My sister-in-law is a very smart girl.
First of all, she reads "My Masonic Apron," which only goes miles to prove that very point, as well as to illustrate deftly that she is a lady of a most discerning literary palate.
On Friday, she returned from a trip to Morocco with two of her friends. She telephoned her mother to let her know that she had returned and, when she heard that my wife and I were staying at her parent's house from the 25th-28th, she asked to speak to me.
"Hi," she said.
"Hi," I said, as one does in these situations.
"What are you doing there?" she asked.
"Well, um, we're... um... on... vacation," I muttered as three dogs collided into each other in a noisy, furry hurricane on the kitchen floor beneath my feet.
"But... that's not a vacation," my sister-in-law observed.
Having now successfully lived through it, I can wholeheartedly agree that, no, it isn't.
We tried to keep it sane. Really, we did. Instead of staying at this house of massive insanity and emotionally stifled instability, we positioned ourselves to stay, with one of our dogs, at "the cottage," which isn't really a cottage at all. It's a crappy two-bedroom house with hollow-core doors and a vom-yellow dishwasher from the Johnson administration that my mother-in-law purchased for, well, I don't know. For some reason. Day One went reasonably well. However, that funny little blizzard came to say "hello" on Day Two, and it necessitated an absolutely terrifying drive from Providence, R.I., to the cottage in Fall River, M.A., to collect our belongings, and our dog, and bring all back to the crazy house so that we wouldn't be stuck at the cottage with nothing to consume but pickles, napkins, and our own feet.
Being a conservative fellow with a preservation instinct carefully honed by years of being attended to by a neurotic Jewish mother, I have only been in precious few circumstances where I truly believed that death could come at any moment. The drive to and from The Cottage was one of those times. The roads were incredibly treacherous, the visibility was, well, who are am I kidding-- there wasn't any visibility, and my wife was, um, close to hyperventilating in the passenger seat. The scariest bit, I have to admit, was the last stop sign before arriving at The Cottage. It's where the road you're on T's into the road that runs directly parallel to the river. The one that was, at that moment, absolutely tempestuously roaring. The one into which, had I not been traveling at 7 miles-per-hour and had our car not been equipped with anti-lock brakes, we would have plunged into, frozen in, and drowned, making for a very un-Christmasy obituary.
But we didn't die.
We didn't go to Heaven, or Hell. Just the Purgatory of my in-laws' house.

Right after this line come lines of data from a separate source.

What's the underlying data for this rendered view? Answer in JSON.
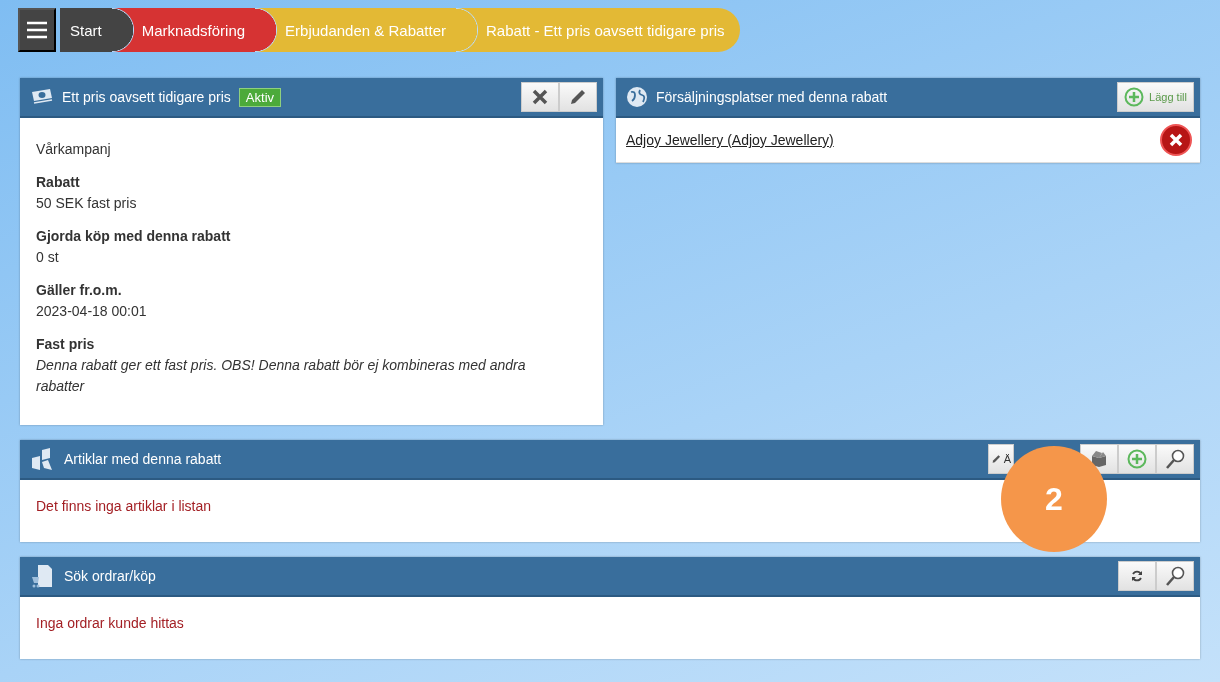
{
  "breadcrumbs": [
    {
      "label": "Start",
      "color": "#444444"
    },
    {
      "label": "Marknadsföring",
      "color": "#d63333"
    },
    {
      "label": "Erbjudanden & Rabatter",
      "color": "#e3b935"
    },
    {
      "label": "Rabatt - Ett pris oavsett tidigare pris",
      "color": "#e3b935"
    }
  ],
  "discount_panel": {
    "title": "Ett pris oavsett tidigare pris",
    "status": "Aktiv",
    "name": "Vårkampanj",
    "fields": [
      {
        "label": "Rabatt",
        "value": "50 SEK fast pris",
        "kind": "plain"
      },
      {
        "label": "Gjorda köp med denna rabatt",
        "value": "0 st",
        "kind": "plain"
      },
      {
        "label": "Gäller fr.o.m.",
        "value": "2023-04-18 00:01",
        "kind": "plain"
      },
      {
        "label": "Fast pris",
        "value": "Denna rabatt ger ett fast pris. OBS! Denna rabatt bör ej kombineras med andra rabatter",
        "kind": "note"
      }
    ]
  },
  "sales_panel": {
    "title": "Försäljningsplatser med denna rabatt",
    "add_button": "Lägg till",
    "items": [
      "Adjoy Jewellery (Adjoy Jewellery)"
    ]
  },
  "articles_panel": {
    "title": "Artiklar med denna rabatt",
    "edit_button": "Ä",
    "empty_message": "Det finns inga artiklar i listan"
  },
  "orders_panel": {
    "title": "Sök ordrar/köp",
    "empty_message": "Inga ordrar kunde hittas"
  },
  "badge": "2"
}
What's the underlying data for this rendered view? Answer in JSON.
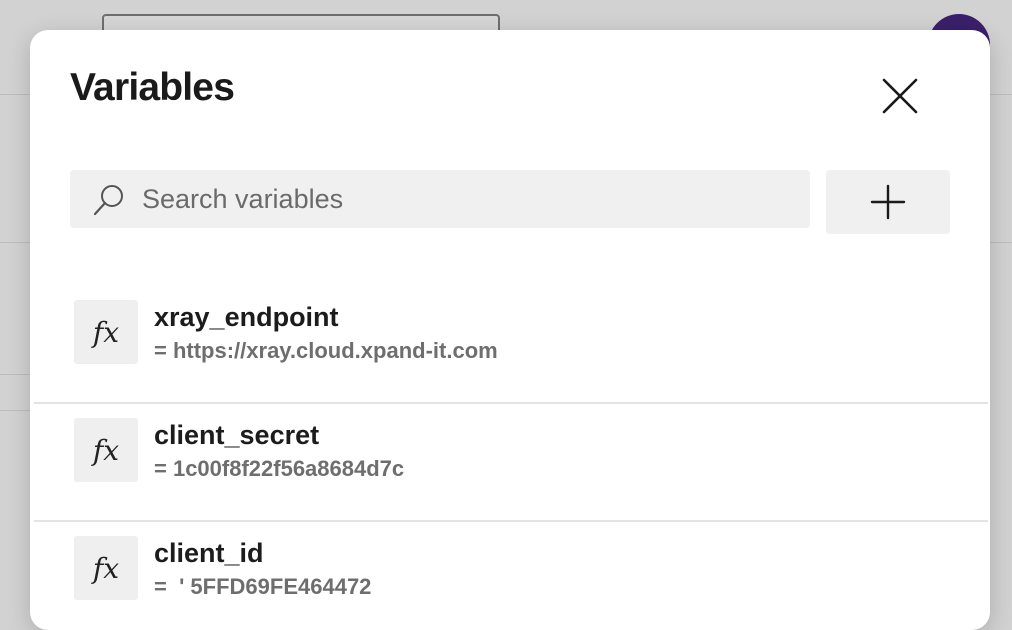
{
  "dialog": {
    "title": "Variables"
  },
  "search": {
    "placeholder": "Search variables",
    "value": ""
  },
  "variables": [
    {
      "name": "xray_endpoint",
      "value": "= https://xray.cloud.xpand-it.com",
      "icon_label": "fx"
    },
    {
      "name": "client_secret",
      "value": "= 1c00f8f22f56a8684d7c",
      "icon_label": "fx"
    },
    {
      "name": "client_id",
      "value": "=  ' 5FFD69FE464472",
      "icon_label": "fx"
    }
  ],
  "icons": {
    "close": "close-icon",
    "search": "search-icon",
    "add": "plus-icon",
    "variable": "fx-icon"
  },
  "colors": {
    "overlay": "#d2d2d2",
    "dialog_bg": "#ffffff",
    "field_bg": "#f0f0f0",
    "avatar": "#3b1f6b"
  }
}
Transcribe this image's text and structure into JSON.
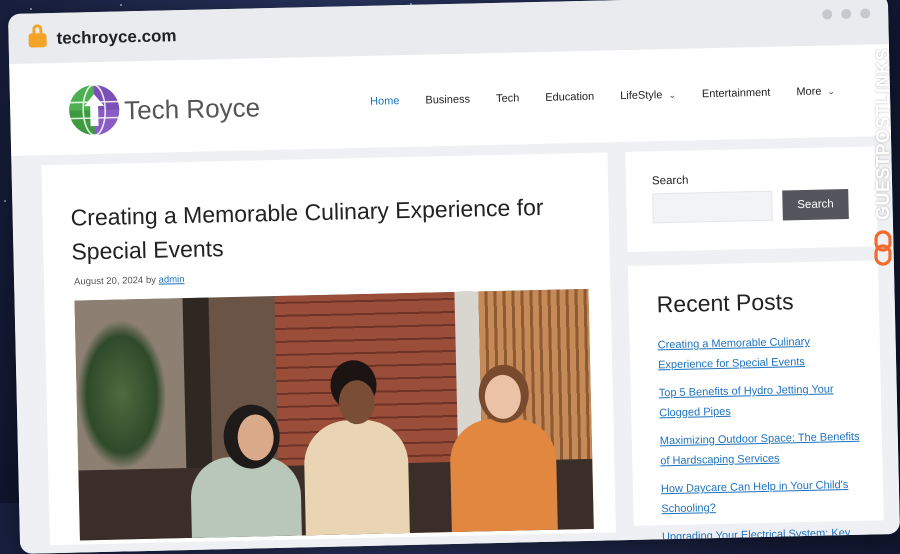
{
  "browser": {
    "url": "techroyce.com"
  },
  "site": {
    "logo_text": "Tech Royce",
    "accent_color": "#1e73be",
    "nav": [
      {
        "label": "Home",
        "active": true,
        "dropdown": false
      },
      {
        "label": "Business",
        "active": false,
        "dropdown": false
      },
      {
        "label": "Tech",
        "active": false,
        "dropdown": false
      },
      {
        "label": "Education",
        "active": false,
        "dropdown": false
      },
      {
        "label": "LifeStyle",
        "active": false,
        "dropdown": true
      },
      {
        "label": "Entertainment",
        "active": false,
        "dropdown": false
      },
      {
        "label": "More",
        "active": false,
        "dropdown": true
      }
    ]
  },
  "article": {
    "title": "Creating a Memorable Culinary Experience for Special Events",
    "date": "August 20, 2024",
    "by": "by",
    "author": "admin"
  },
  "sidebar": {
    "search_label": "Search",
    "search_button": "Search",
    "search_value": "",
    "recent_title": "Recent Posts",
    "recent_posts": [
      "Creating a Memorable Culinary Experience for Special Events",
      "Top 5 Benefits of Hydro Jetting Your Clogged Pipes",
      "Maximizing Outdoor Space: The Benefits of Hardscaping Services",
      "How Daycare Can Help in Your Child's Schooling?",
      "Upgrading Your Electrical System: Key"
    ]
  },
  "watermark": {
    "text": "GUESTPOSTLINKS",
    "icon": "chain-link-icon",
    "icon_color": "#f26a2e"
  }
}
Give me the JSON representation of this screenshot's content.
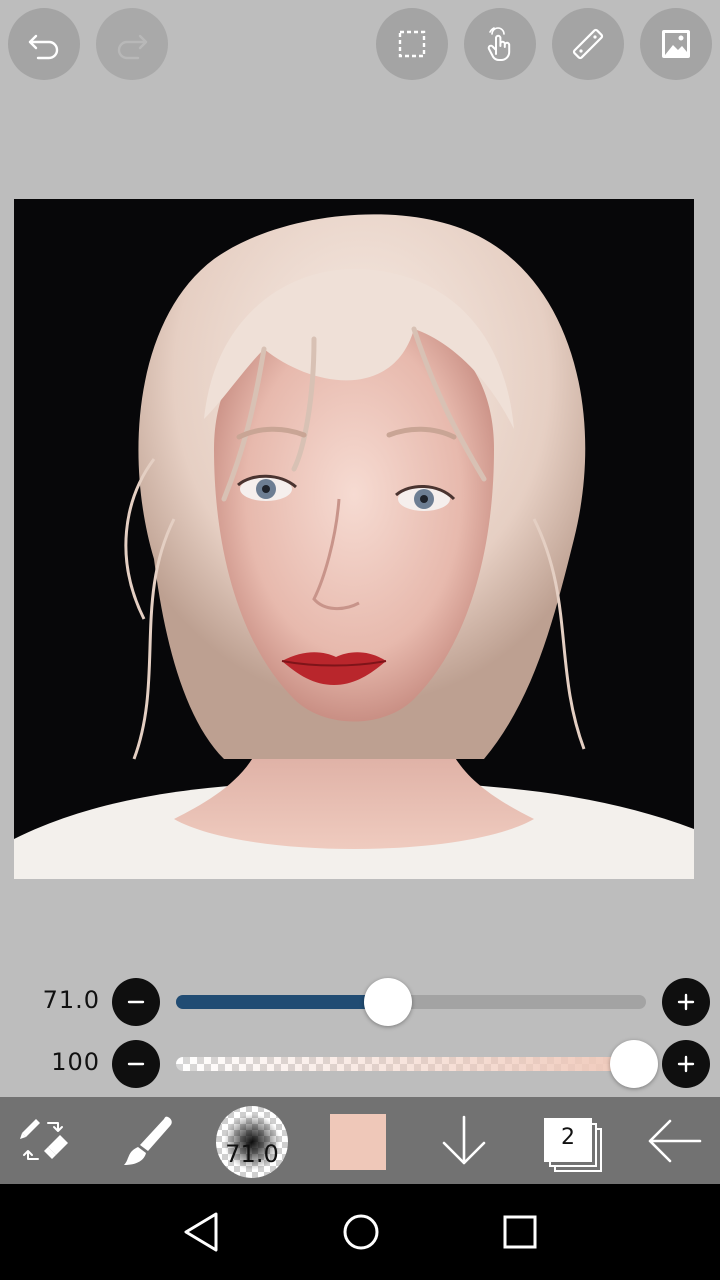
{
  "toolbar": {
    "undo_icon": "undo-icon",
    "redo_icon": "redo-icon",
    "selection_icon": "selection-icon",
    "hand_icon": "hand-icon",
    "ruler_icon": "ruler-icon",
    "image_icon": "image-icon"
  },
  "sliders": {
    "size": {
      "value_label": "71.0",
      "fraction": 0.45,
      "color": "#214c73"
    },
    "opacity": {
      "value_label": "100",
      "fraction": 1.0
    }
  },
  "bottom_tools": {
    "brush_size_label": "71.0",
    "current_color": "#efc8b9",
    "layer_count": "2"
  },
  "colors": {
    "app_background": "#bdbdbd",
    "bottom_bar": "#727272",
    "button_gray": "#a4a4a4"
  }
}
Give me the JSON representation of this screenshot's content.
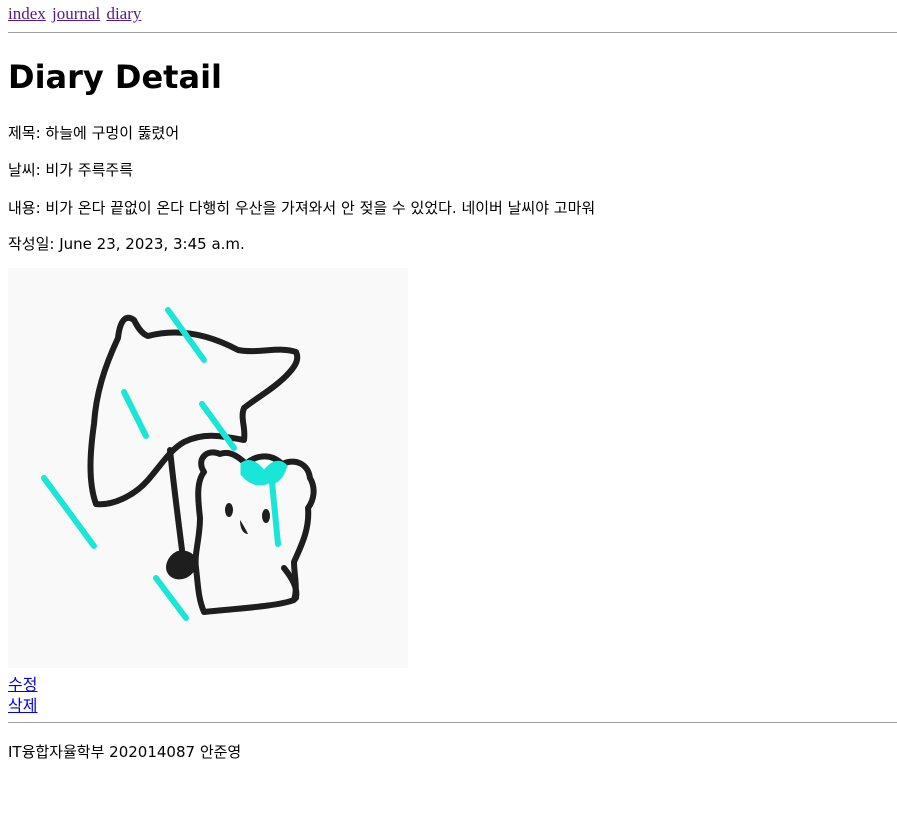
{
  "nav": {
    "links": [
      "index",
      "journal",
      "diary"
    ]
  },
  "page": {
    "title": "Diary Detail"
  },
  "diary": {
    "title_line": "제목: 하늘에 구멍이 뚫렸어",
    "weather_line": "날씨: 비가 주륵주륵",
    "content_line": "내용: 비가 온다 끝없이 온다 다행히 우산을 가져와서 안 젖을 수 있었다. 네이버 날씨야 고마워",
    "date_line": "작성일: June 23, 2023, 3:45 a.m."
  },
  "image": {
    "subject": "bear-with-umbrella-in-rain illustration"
  },
  "actions": {
    "edit": "수정",
    "delete": "삭제"
  },
  "footer": {
    "text": "IT융합자율학부 202014087 안준영"
  },
  "colors": {
    "link_visited": "#551a8b",
    "link": "#0000ee",
    "rain": "#19e6d7"
  }
}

The place where you are not permitted to be sad, or angry, or disappointed, or even in a slight funk, where feelings of even the slimmest negativity or reality are mitigated and negated to death. Where the cure for the mopes is baking cookies at 1 a.m.-- for nobody in particular, just because that is what must be done. Where you must be forced to go skiing even though you have just spent half-an-hour digging a two-inch-long splinter out of your toe and can barely walk.
Where you have to be as cute and as quiet as the window curtain fabric.
If we had been having any fun up here, I would have felt inordinately guilty about the fact that my father was lumbered back in Pennsylvania with caring for our other dog that we left behind but, as I told him in a text message, "There is no fun happening up here."
And as he so artfully put it in a text back:
"Think about all the people who had great xmas day only to find out they can't get home... winter is shit... The same every year ...Just b safe."